Shenda wondered whether she was undertaking too big an experiment so soon after she had arrived.
However, three footmen and Higgins soon returned carrying a very attractive upright piano and she made them set it down near the communicating door.
“If you wants some music for playin’, there’s some downstairs in what they calls the music room, but I thinks you’d better choose for yourself what you wants.”
“Yes, of course. That’s very kind of you, Higgins. What I would like you to do is to go and do something in your Master’s room. Then when he hears the music, if he dislikes it or insists I stop, you must come and tell me.”
She was thinking that she was experimenting and it might all end in disaster.
He could think that she was taking advantage of her position as a nurse and dismiss her immediately.
At the same time she was certain that it was wrong for him to be so introspective.

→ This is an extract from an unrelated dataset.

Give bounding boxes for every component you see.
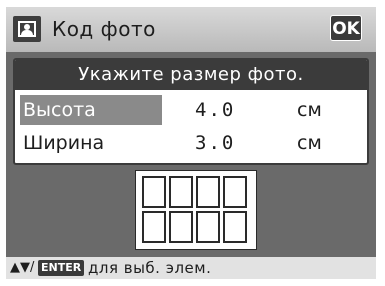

Her mother had always believed that for a very sick person music was far better than conversation.
“People sit by sick-beds and talk their heads off,” she said. “And that is a mistake. If one is ill one is pleased to see people, but not for them to chitter-chatter for ages.”
“How can we show someone we are sorry that they are ill?” Shenda had asked her when she was very young.
“You bring them flowers and you stay only a very short time. Then after you have gone, they can appreciate the flowers and think of the things they might have said to you – but which were much better not said.”